Palm Beach County commissioners had already agreed to allow limited recreational activities in the county, including golf, boating, tennis and the use of public parks, and have agreed to reopen beaches on May 18.
DeSantis has not set a timeline for the second and third phases of the reopening plan, which are expected to allow businesses such as movie theaters, gyms and tattoo parlors to reopen and eventually allow people to visit hospital patients and long-term care facilities.
The governor also said Friday his office is working on a proposal for President Donald Trump to try to prevent international air travelers from bringing the virus into the state. DeSantis earlier directed travelers from virus hotspots New York, New Jersey, Connecticut and Louisiana to self-quarantine if they came to Florida.
“You look at a Brazil or some of these places in South America, if they have the epidemic on the upswing there, and people are coming into Florida, they could be introducing that.

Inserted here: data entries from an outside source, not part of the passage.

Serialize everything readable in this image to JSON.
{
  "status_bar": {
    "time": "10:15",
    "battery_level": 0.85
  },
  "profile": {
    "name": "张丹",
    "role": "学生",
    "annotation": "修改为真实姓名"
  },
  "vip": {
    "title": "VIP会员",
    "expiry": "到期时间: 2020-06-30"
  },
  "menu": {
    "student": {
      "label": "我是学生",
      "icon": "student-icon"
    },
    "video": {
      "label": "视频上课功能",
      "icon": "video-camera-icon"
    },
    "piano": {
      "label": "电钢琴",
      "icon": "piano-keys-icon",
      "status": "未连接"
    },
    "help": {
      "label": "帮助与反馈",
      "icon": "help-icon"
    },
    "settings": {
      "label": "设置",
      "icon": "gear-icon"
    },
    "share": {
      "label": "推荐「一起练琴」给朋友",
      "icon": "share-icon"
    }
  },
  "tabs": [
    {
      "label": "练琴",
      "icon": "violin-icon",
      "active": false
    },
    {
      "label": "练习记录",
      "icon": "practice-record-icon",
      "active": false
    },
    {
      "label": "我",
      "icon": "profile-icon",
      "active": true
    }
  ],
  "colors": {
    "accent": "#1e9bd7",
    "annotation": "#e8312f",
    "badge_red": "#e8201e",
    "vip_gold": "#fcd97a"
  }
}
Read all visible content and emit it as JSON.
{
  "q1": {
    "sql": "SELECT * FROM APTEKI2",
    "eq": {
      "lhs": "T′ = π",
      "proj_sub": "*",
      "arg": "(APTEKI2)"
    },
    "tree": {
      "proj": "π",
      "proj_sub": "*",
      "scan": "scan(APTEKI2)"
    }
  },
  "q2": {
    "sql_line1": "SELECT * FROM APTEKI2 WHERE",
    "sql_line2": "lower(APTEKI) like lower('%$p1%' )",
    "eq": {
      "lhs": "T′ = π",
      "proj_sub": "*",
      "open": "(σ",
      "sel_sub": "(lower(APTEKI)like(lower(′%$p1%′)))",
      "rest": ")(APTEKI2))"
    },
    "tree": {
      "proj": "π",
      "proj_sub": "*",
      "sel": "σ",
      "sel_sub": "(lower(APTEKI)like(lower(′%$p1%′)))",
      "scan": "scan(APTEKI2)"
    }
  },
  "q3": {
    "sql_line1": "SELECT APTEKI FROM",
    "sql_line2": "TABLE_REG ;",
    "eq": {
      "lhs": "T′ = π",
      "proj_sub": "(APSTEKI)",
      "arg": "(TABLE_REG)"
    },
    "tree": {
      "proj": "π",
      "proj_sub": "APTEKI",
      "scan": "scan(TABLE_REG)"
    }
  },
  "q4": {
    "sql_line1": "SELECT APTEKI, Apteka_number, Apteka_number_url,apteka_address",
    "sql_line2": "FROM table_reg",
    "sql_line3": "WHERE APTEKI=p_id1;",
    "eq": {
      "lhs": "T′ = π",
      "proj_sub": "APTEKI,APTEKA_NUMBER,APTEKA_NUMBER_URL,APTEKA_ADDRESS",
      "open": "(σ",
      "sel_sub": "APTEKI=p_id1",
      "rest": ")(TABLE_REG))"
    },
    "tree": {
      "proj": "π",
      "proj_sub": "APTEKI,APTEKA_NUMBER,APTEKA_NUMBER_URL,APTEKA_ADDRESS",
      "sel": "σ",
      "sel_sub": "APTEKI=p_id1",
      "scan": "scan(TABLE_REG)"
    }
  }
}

That should not be a risk that is placed on Floridians,” DeSantis said. “That's something that the airlines need to work out on the front end. So, we're working on how that would make sense.”
Last week while DeSantis was at the White House, Trump suggested Florida could be “cutting off” travel from Brazil.
DeSantis replied “not necessarily” about Florida imposing a travel ban from the South American country, which has seen a spike in cases of COVID-19, the disease caused by the coronavirus.
But DeSantis said airlines should be required to test passengers before they board international flights to keep people from bringing new cases to Florida.
“Maybe some of these airlines, it should be on them to check before they're getting on and coming to this country,” DeSantis said during the April 28 White House appearance. “I mean, you've seen what happened with the China flight restrictions that kept a lot of people from seeding the West Coast.”